Lydia tragó con fuerza. Stiles notó que Derek estaba prácticamente recargado sobre él.

—Hay algo, en Beacon Hills— dijo ella con voz temblorosa— algo despertó al nemeton.

La forma en la que Laura palideció hizo que la sangre de Stiles se helara.  

—¿Te dijeron qué fue?

—No, pero algo… hay un rastro de muerte Lau, algo realmente feo allá.

Laura asintió y miró a todos en la habitación.

—Derek— llamó, su hermano se despegó de Stiles y asintió hacia ella— vendrás conmigo, junto con Camden, Michael, Leah y Anthony.

—Yo también voy— dijeron Stiles y Lydia al mismo tiempo.

—Solo Lydia— declaró Laura, Stiles iba a replicar— necesito que alguien que sea capaz de detectar alteraciones en las salvaguardas se quede por si lo que sea que esté en Beacon Hills viene para acá.

Stiles sabía que tenía razón.

—Corina— llamó a la chica— necesito que informes a manada Blackstone y a los Talbot sobre esto, hay que ponerlos sobre aviso si se traslada a su territorio.

Corina asintió y corrió hacia el teléfono.

—El resto, vamos a prepararnos, salimos en dos horas.

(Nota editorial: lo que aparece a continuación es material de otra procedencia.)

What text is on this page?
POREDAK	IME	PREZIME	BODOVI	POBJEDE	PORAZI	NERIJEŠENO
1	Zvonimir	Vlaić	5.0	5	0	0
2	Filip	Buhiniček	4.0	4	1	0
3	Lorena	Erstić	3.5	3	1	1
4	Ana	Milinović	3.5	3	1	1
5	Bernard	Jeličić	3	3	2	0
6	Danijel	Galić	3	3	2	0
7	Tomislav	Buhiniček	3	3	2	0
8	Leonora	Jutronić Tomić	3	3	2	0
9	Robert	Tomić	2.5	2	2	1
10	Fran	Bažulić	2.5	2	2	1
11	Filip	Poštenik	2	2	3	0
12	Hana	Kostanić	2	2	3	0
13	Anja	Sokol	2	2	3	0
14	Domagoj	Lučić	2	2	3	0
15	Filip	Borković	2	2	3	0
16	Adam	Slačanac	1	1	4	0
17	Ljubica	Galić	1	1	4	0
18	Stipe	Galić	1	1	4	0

Después de eso, todo fue un borrón entre preparar mochilas con ropa para un par de días, algo de comida y las armas que podían llevar - ¿quién dice que las criaturas de la noche no usaban armas? Además de las que traían incluidas, por supuesto-.

Se despidió de Laura con un abrazo, al igual que del resto, mientras salían de la casa. Derek se demoró a su lado en la puerta.

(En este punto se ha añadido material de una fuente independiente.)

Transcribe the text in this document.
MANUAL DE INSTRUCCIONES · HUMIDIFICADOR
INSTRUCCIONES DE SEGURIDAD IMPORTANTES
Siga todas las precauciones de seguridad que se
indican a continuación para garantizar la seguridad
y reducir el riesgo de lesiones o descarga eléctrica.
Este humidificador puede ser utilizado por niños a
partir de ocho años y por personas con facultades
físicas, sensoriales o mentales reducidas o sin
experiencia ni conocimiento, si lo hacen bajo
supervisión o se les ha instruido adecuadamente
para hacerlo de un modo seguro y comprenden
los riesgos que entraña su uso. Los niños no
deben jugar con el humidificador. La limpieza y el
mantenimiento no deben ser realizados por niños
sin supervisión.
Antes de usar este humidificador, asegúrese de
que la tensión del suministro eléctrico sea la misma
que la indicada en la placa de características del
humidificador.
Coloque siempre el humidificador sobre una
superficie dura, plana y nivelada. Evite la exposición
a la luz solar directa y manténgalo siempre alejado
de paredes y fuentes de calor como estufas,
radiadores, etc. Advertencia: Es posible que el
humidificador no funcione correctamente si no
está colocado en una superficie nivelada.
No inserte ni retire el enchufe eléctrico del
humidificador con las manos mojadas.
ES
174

—Hablaremos cuando regresé, ¿está bien?

—Cuídate por favor— dijo, en lugar de responder, pero claramente ambos sabían que esa conversación la tendrían eventualmente.

Derek asintió y miró una vez al coche, hacia Lydia, antes de voltearse rápidamente hacia él y darle un beso en la mejilla.

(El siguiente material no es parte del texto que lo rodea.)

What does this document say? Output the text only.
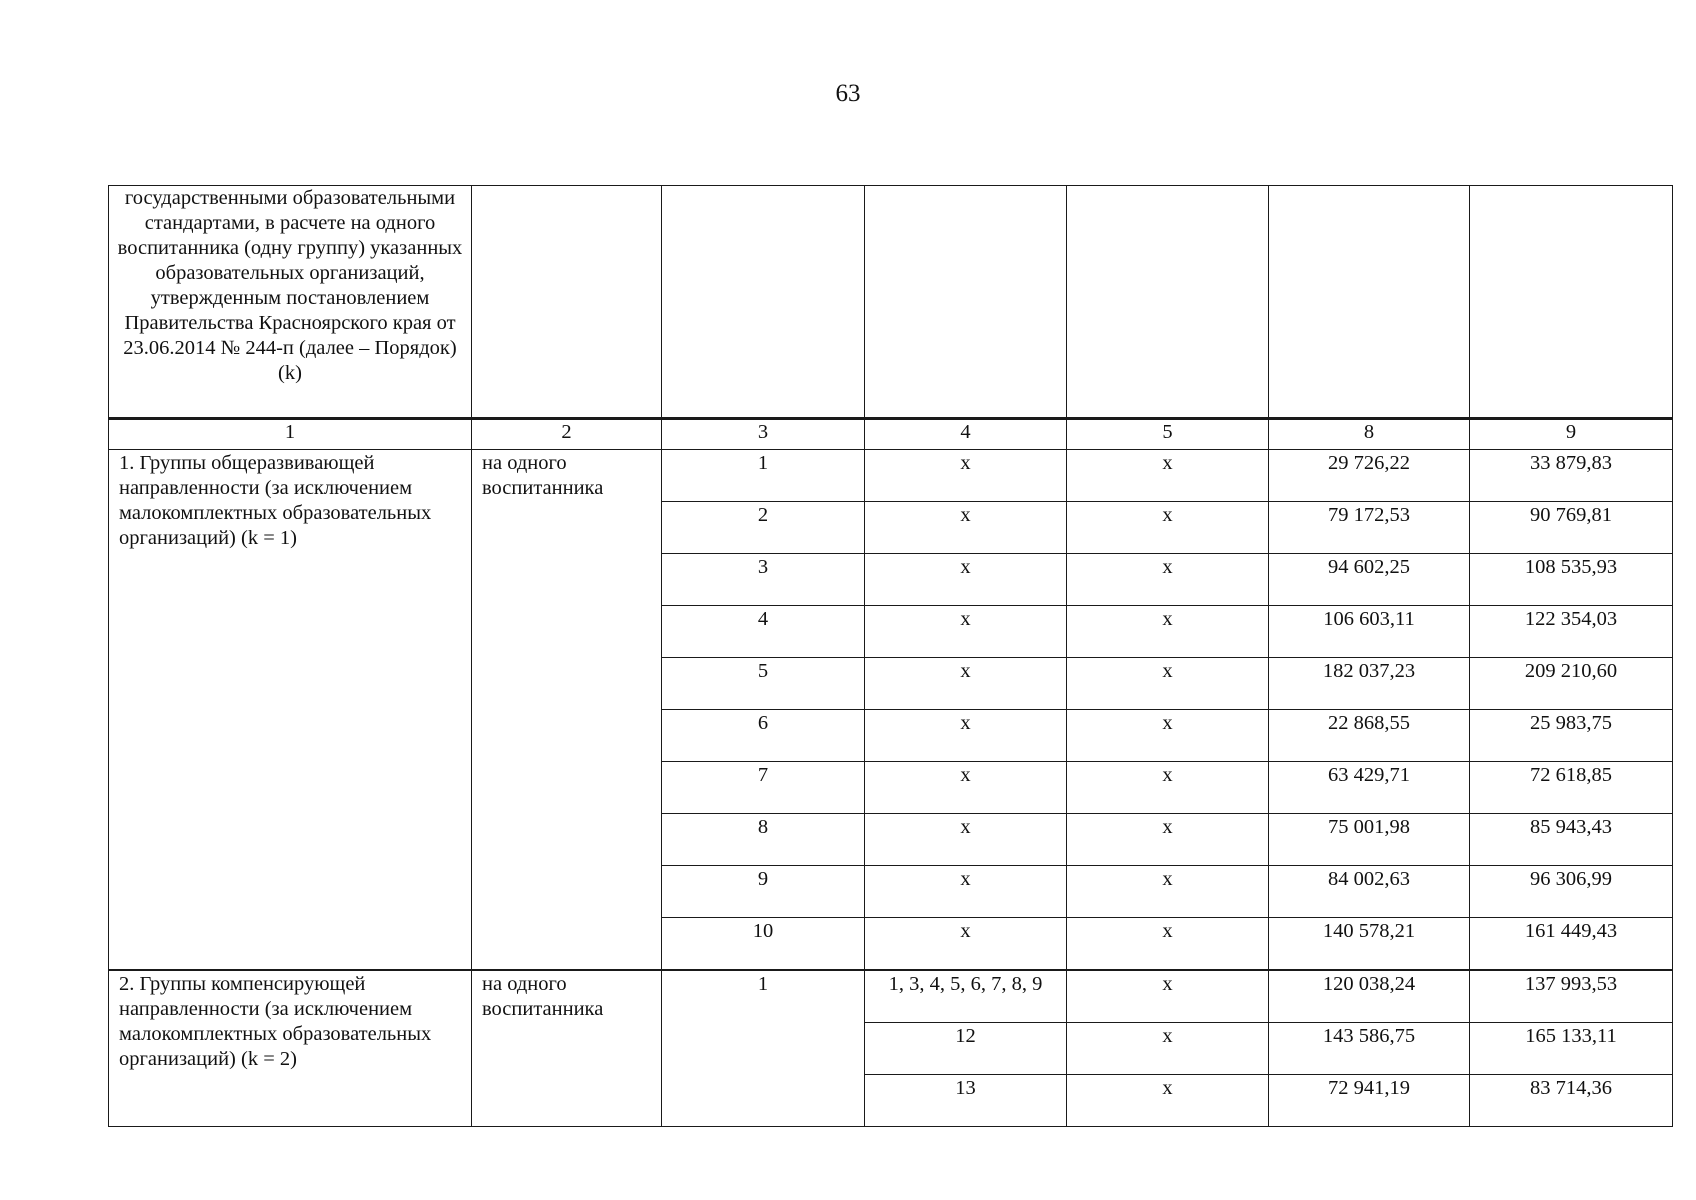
63
государственными образовательными стандартами, в расчете на одного воспитанника (одну группу) указанных образовательных организаций, утвержденным постановлением Правительства Красноярского края от 23.06.2014 № 244-п (далее – Порядок) (k)						
1	2	3	4	5	8	9
1. Группы общеразвивающей направленности (за исключением малокомплектных образовательных организаций) (k = 1)	на одного воспитанника	1	x	x	29 726,22	33 879,83
		2	x	x	79 172,53	90 769,81
		3	x	x	94 602,25	108 535,93
		4	x	x	106 603,11	122 354,03
		5	x	x	182 037,23	209 210,60
		6	x	x	22 868,55	25 983,75
		7	x	x	63 429,71	72 618,85
		8	x	x	75 001,98	85 943,43
		9	x	x	84 002,63	96 306,99
		10	x	x	140 578,21	161 449,43
2. Группы компенсирующей направленности (за исключением малокомплектных образовательных организаций) (k = 2)	на одного воспитанника	1	1, 3, 4, 5, 6, 7, 8, 9	x	120 038,24	137 993,53
			12	x	143 586,75	165 133,11
			13	x	72 941,19	83 714,36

Derek afianzó el agarre en su mochila y se fue. Stiles soltó el aliento que contuvo y los despidió con la mano.

Comprobó el terreno de la ciudad que ahora era su hogar, asegurándose de que todo estuviera en orden y siguió los lazos de su manada hasta que traspasaron los límites de las salvaguardas.

Se tragó la preocupación de saber que ya el mismo territorio no los protegía. Hablaría con Laura sobre poner salvaguardas en Beacon Hills también, a fin de cuentas, seguía siendo territorio Hale aunque la manada ya no estuviera ahí -por obvias razones, Laura no toleraba vivir ahí-.

Daniel le apretó el hombro cuando pasó junto a él para dirigirse arriba.

—Estarán bien— musitó el chico, no era mucho más grande que Stiles y sabía que había sido un omega hasta que Laura lo acogió.

—Lo sé.

 

+

 

Stiles no se durmió hasta que casi eran las cinco de la mañana, se había sentado en el banquillo que había junto a la ventana, con su almohada abrazada contra él, mientras inspeccionaba todos los lazos de los lobos que se habían ido.

El de Laura y Derek estaban tan tensos que parecía que se romperían, el de Lydia ardía como un fierro incandescente y el aura morada de su poder parecía un vendaval en torno al lazo. Los demás estaban tensos también, pero no al punto de ceder.

Él no quería dormirse, demasiado preocupado por su manada, pero el cansancio mental lo venció y se fue al mundo de los sueños recargado en su almohada contra el marco de la ventana.

 

 

Despertó cuando sintió el lazo de Lydia y Derek quebrarse.